IRI noted that alcohol companies have particularly benefited from having brands that cater to shoppers seeking premium options. Diageo, the world’s largest liquor maker, has plenty that serve this niche. Not only does it have old standbys like Talisker single malt and Johnnie Walker Blue, but it has also acquired several premium brands in recent years.
In 2017, Diageo purchased Casamigos for $1 billion, and this year it signed a deal to pay up to $610 million for Aviation American Gin and its parent company Davos Brands.
While the company has been bringing more premium products into its portfolio, it has also been shedding some of its lower-tier products. In 2018, Diageo announced it would sell lower-end brands in its portfolio, including Seagram's whiskey, to Sazerac for $550 million. There will likely be more of this type of M&A in the near future.
"We want to keep adding to the growth and margin profile of the business by acquiring fast growing brands with high margins at the premium end of the market … and we’re on the hunt for more," Menezes told CNBC. "But it is about finding quality brands that we can see growing well over a decade."
Diageo is not alone in looking to make premium products a larger component of its core portfolio to attract 21st century drinkers. Pernod Ricard recently acquired the Malfy premium gin brand for an undisclosed sum.
Premiumization is not the only tactic that Diageo is using to reach today’s consumers. The company’s push for moderation in its messaging speaks not only to responsible drinking but to a growing segment of consumers reaching for low- and no-alcohol brands. U.S. bottled low- and no-alcohol beverages are projected to jump about 32% between 2018 and 2022 — three times their growth in the previous five years — according to IWSR data reported by Bon Appetit.

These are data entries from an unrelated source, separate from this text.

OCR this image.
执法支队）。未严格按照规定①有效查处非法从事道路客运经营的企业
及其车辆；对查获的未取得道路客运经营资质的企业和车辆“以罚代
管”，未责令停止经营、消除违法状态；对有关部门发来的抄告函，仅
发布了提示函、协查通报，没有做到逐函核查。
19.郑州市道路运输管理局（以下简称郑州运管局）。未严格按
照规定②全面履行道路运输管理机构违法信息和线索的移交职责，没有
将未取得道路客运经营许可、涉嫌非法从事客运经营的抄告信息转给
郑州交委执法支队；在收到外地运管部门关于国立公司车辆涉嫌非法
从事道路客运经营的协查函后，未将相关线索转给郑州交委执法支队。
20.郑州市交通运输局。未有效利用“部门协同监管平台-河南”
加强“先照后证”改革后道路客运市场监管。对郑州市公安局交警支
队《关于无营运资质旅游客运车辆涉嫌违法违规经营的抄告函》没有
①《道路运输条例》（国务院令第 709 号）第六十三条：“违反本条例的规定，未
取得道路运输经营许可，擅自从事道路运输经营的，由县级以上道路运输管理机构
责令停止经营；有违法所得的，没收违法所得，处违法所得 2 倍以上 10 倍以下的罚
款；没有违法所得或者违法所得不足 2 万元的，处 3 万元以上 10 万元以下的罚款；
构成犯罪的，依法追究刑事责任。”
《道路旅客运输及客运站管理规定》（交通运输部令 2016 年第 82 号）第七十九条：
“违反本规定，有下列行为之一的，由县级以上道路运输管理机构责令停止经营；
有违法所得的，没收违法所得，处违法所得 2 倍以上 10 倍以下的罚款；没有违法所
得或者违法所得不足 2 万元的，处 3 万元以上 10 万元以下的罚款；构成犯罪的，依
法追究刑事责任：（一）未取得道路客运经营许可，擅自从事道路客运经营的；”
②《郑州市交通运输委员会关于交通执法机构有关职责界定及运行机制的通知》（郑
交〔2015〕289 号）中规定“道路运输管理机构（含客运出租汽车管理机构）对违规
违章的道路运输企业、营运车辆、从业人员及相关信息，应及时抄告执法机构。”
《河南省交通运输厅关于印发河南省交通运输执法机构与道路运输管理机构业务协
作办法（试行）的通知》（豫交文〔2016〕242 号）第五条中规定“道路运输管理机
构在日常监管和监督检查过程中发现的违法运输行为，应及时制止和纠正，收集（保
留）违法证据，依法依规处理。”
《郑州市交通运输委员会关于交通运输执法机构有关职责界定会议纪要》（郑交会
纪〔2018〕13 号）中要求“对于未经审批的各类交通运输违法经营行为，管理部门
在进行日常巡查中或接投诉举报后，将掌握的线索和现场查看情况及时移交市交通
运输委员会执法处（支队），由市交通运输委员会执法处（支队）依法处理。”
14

Already, Diageo has tapped into this trend. Last year, the spirits maker acquired a majority share in London-based Seedlip, the world's first distilled nonalcoholic spirits brand. Just last month, it launched 0.0, a non-alcoholic version of its Guinness brand. Focusing on a message of responsible drinking will likely continue to help broaden the appeal of its non-alcoholic beverages as it frames the choice as a responsible one endorsed by the sprits maker itself.

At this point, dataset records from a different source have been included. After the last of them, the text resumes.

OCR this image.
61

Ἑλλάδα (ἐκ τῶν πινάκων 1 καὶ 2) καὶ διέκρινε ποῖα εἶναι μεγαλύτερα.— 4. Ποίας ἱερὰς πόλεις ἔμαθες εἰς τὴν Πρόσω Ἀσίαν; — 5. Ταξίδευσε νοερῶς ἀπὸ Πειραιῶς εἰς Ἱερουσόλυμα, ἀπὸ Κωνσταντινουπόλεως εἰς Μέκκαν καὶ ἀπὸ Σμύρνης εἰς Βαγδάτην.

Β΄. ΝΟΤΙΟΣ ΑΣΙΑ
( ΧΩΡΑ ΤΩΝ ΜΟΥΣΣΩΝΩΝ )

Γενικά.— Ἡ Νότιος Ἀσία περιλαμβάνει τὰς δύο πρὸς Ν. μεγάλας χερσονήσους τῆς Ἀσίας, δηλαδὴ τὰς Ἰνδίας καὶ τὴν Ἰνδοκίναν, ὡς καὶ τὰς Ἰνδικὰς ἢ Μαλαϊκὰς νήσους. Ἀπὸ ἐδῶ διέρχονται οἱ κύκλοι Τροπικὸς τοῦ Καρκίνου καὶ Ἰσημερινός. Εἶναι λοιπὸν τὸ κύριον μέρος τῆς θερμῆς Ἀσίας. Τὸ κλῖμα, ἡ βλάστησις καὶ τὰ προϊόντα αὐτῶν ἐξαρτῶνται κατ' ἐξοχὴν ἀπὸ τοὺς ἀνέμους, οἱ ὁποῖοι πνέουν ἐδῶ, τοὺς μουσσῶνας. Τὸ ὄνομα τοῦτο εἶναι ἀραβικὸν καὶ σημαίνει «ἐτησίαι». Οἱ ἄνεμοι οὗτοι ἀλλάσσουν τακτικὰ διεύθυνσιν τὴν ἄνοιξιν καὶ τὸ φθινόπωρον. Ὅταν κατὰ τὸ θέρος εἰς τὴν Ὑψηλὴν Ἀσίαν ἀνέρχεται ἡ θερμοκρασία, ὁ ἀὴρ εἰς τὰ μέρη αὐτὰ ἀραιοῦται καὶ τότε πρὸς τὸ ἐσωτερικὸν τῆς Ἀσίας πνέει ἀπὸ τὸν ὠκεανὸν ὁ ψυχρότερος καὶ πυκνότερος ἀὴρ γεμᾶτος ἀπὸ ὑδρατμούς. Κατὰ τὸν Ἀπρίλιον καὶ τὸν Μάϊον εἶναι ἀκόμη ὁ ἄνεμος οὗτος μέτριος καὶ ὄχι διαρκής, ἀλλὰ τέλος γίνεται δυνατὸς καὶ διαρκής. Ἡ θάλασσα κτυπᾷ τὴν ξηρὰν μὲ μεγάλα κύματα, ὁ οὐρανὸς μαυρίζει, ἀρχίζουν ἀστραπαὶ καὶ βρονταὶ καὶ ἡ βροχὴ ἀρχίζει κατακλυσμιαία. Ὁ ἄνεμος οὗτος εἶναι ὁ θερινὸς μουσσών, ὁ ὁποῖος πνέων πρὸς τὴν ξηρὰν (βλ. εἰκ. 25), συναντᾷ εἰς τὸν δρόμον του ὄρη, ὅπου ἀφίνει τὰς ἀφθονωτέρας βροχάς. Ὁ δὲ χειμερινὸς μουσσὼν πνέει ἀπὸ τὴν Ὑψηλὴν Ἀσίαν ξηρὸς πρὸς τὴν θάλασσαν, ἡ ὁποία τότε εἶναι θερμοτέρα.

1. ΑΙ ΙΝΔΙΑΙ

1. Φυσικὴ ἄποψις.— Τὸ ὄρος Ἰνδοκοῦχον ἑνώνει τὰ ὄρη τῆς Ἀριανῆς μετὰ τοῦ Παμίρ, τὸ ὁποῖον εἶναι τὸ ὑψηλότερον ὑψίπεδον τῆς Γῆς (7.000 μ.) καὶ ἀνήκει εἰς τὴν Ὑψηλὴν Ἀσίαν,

Diversity and inclusion is another initiative that Diageo is aligning itself with as it looks to "shape a more diverse and successful long-term business and society," Menezes said in a statement. The spirits industry lacks diversity and major companies are looking to correct that disparity by introducing goals and initiatives aimed at bringing in more women and people of color.
About 80% of executives in the beverage and tobacco manufacturing industry are male, according to the Equal Employment Opportunity Commission. Part of the reason for this disconnect is that traditional networks within the industry have largely not tapped into segments of the population that have not historically been industry insiders. Other companies are working on diversifying the industry as well, Constellation Brands previously announced it will invest $100 million in female-founded alcoholic beverage companies by 2028.
Studies have shown that having a variety of voices is beneficial for a company’s bottom line. Without a wide swath of voices, those gaps can lead to missed opportunities, including overlooking potential innovation ideas. A report from McKinsey reviewed companies in the top quarter for racial and ethnic diversity and found they were 35% more likely to have financial returns above their national industry medians.
In an industry where competition is fierce and margins are thin, having an edge through a diverse workforce is an attractive proposition, both financially for the company as well as for consumers that are looking to support socially responsible businesses.